I read a seminal book at Bible college on allowing the Holy Spirit to influence one's preaching (by the wonderfully named "Zuck"). Yet why is it with children, some "lessons" always seem to have the same teaching point - so a few weeks ago SU's Xstream material examine Acts 16 v 16 onwards - Paul and Silas in jail, how did they get out, what happened to the jailer and his family etc. Great stuff. Brilliant, inspiring story.

But what got them put in jail? v 16 onwards was in the childrens' readings/leaders notes, indicating to me that the SU writer didn't want us to overlook that.

A woman under the influence of a demon was delivered! Paul and Silas were fulfilling Jesus manifesto from Luke 4 - this is THE key point in the story to me!! They did as He did, and what He did demonstrated the Kingdom, and where we are the Kingdom is as He lives in us. And when they rebuked the evil spirit........they incurred the wrath of the religious authorities. Could it just be possible that we teach children to:
(a) ignore the miraculous?
(b) defer to our experience and expectation?
(c) not teach kingdom theology which isn't just a matter or words but of power?
(d) not relate Scripture to everyday experience?

And so I found the Holy Spirit whispering to me to talk to the children about occult practices and also about the power of God to deliver people out of the enemy's hands. I showed the Bible story itself from the Visual Bible on DVD and it shows what happened very well when she was set free, in my experience. I particularly liked how the servant girl was part of the gathered church in a later shot :-)

I then led into a discussion with the children (older ones, P6s and 7s) as to what happened; eliciting their responses: what did she look like before? what change could they see in her face and expressions after she had been delivered?
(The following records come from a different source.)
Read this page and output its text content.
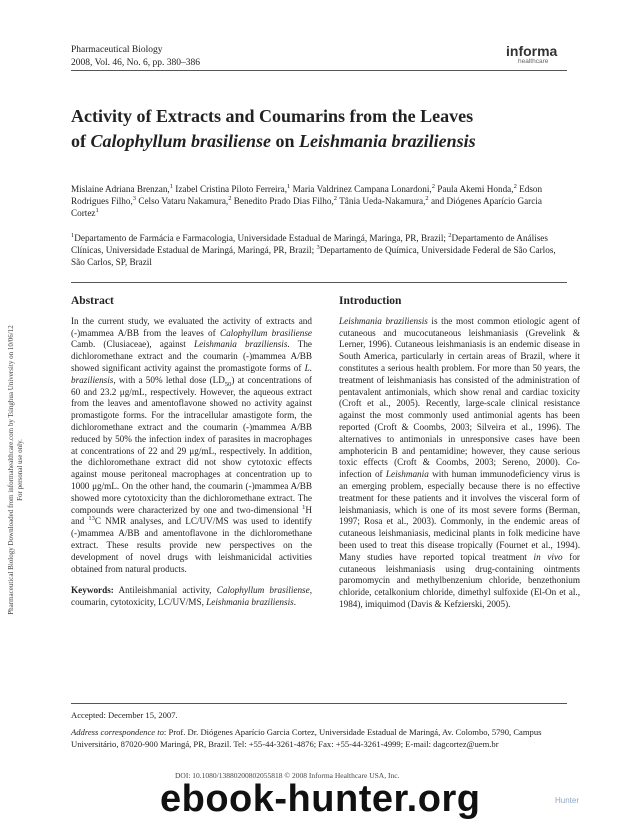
Pharmaceutical Biology
2008, Vol. 46, No. 6, pp. 380–386
informa
healthcare
Pharmaceutical Biology Downloaded from informahealthcare.com by Tsinghua University on 10/06/12 For personal use only.
Activity of Extracts and Coumarins from the Leaves
of Calophyllum brasiliense on Leishmania braziliensis
Mislaine Adriana Brenzan,$^1$ Izabel Cristina Piloto Ferreira,$^1$ Maria Valdrinez Campana Lonardoni,$^2$ Paula Akemi Honda,$^2$ Edson Rodrigues Filho,$^3$ Celso Vataru Nakamura,$^2$ Benedito Prado Dias Filho,$^2$ Tânia Ueda-Nakamura,$^2$ and Diógenes Aparício Garcia Cortez$^1$
$^1$Departamento de Farmácia e Farmacologia, Universidade Estadual de Maringá, Maringa, PR, Brazil; $^2$Departamento de Análises Clínicas, Universidade Estadual de Maringá, Maringá, PR, Brazil; $^3$Departamento de Química, Universidade Federal de São Carlos, São Carlos, SP, Brazil
Abstract

In the current study, we evaluated the activity of extracts and (-)mammea A/BB from the leaves of Calophyllum brasiliense Camb. (Clusiaceae), against Leishmania braziliensis. The dichloromethane extract and the coumarin (-)mammea A/BB showed significant activity against the promastigote forms of L. braziliensis, with a 50% lethal dose $(LD_{50})$ at concentrations of 60 and 23.2 μg/mL, respectively. However, the aqueous extract from the leaves and amentoflavone showed no activity against promastigote forms. For the intracellular amastigote form, the dichloromethane extract and the coumarin (-)mammea A/BB reduced by 50% the infection index of parasites in macrophages at concentrations of 22 and 29 μg/mL, respectively. In addition, the dichloromethane extract did not show cytotoxic effects against mouse peritoneal macrophages at concentration up to 1000 μg/mL. On the other hand, the coumarin (-)mammea A/BB showed more cytotoxicity than the dichloromethane extract. The compounds were characterized by one and two-dimensional $^1$H and $^{13}$C NMR analyses, and LC/UV/MS was used to identify (-)mammea A/BB and amentoflavone in the dichloromethane extract. These results provide new perspectives on the development of novel drugs with leishmanicidal activities obtained from natural products.

Keywords: Antileishmanial activity, Calophyllum brasiliense, coumarin, cytotoxicity, LC/UV/MS, Leishmania braziliensis.

Introduction

Leishmania braziliensis is the most common etiologic agent of cutaneous and mucocutaneous leishmaniasis (Grevelink & Lerner, 1996). Cutaneous leishmaniasis is an endemic disease in South America, particularly in certain areas of Brazil, where it constitutes a serious health problem. For more than 50 years, the treatment of leishmaniasis has consisted of the administration of pentavalent antimonials, which show renal and cardiac toxicity (Croft et al., 2005). Recently, large-scale clinical resistance against the most commonly used antimonial agents has been reported (Croft & Coombs, 2003; Silveira et al., 1996). The alternatives to antimonials in unresponsive cases have been amphotericin B and pentamidine; however, they cause serious toxic effects (Croft & Coombs, 2003; Sereno, 2000). Co-infection of Leishmania with human immunodeficiency virus is an emerging problem, especially because there is no effective treatment for these patients and it involves the visceral form of leishmaniasis, which is one of its most severe forms (Berman, 1997; Rosa et al., 2003). Commonly, in the endemic areas of cutaneous leishmaniasis, medicinal plants in folk medicine have been used to treat this disease tropically (Fournet et al., 1994). Many studies have reported topical treatment in vivo for cutaneous leishmaniasis using drug-containing ointments paromomycin and methylbenzenium chloride, benzethonium chloride, cetalkonium chloride, dimethyl sulfoxide (El-On et al., 1984), imiquimod (Davis & Kefzierski, 2005).

Accepted: December 15, 2007.
Address correspondence to: Prof. Dr. Diógenes Aparício Garcia Cortez, Universidade Estadual de Maringá, Av. Colombo, 5790, Campus Universitário, 87020-900 Maringá, PR, Brazil. Tel: +55-44-3261-4876; Fax: +55-44-3261-4999; E-mail: dagcortez@uem.br
DOI: 10.1080/13880200802055818 © 2008 Informa Healthcare USA, Inc.
ebook-hunter.org	Hunter
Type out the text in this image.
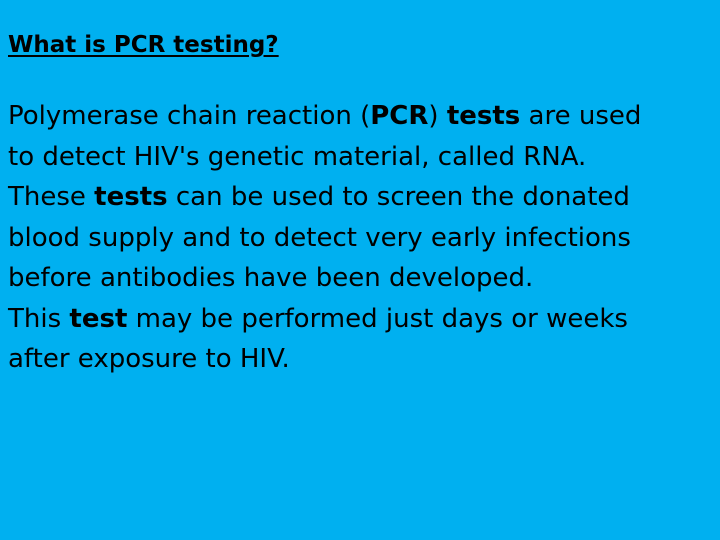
What is PCR testing?
Polymerase chain reaction (PCR) tests are used
to detect HIV's genetic material, called RNA.
These tests can be used to screen the donated
blood supply and to detect very early infections
before antibodies have been developed.
This test may be performed just days or weeks
after exposure to HIV.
Was it a complicated process? Why were the religious authorities so angry about what happened? What lessons are there for us in this story?

Every day in UK schools vulnerable children are told about/encouraged in or actually practise: reading horoscopes/palm reading/throwing runes/ouija/fortune telling etc
How will they know this is wrong if Christian parents/influencers do not tell them?

So, in your preparations: - ask the Holy Spirit: what would He have you draw out from the Scriptures tomorrow? Has it breathed life into you as you prepare? Holy Spirit, what is the application you want me to bring to THIS group of children?
I am truly sorry for the times when I have not allowed your word to do that.

1 comment:

  1. Hazel5:38 PM

    Any advice? Would you complain, (and how would you go about it) if your school's pta was planning on running a Spiritualism Evening adults only) as a fundraiser? Think I'm going to have to unite people to complain as feel really unhappy about it.
    If you assume you cannot stop people doing what they want would you suggest it is done elsewhere - obviously not on school premises? However, I suppose unhappy parents can say they don't want money to be raised for school in this way - after all, we could have a sponsored church service, how would that go down?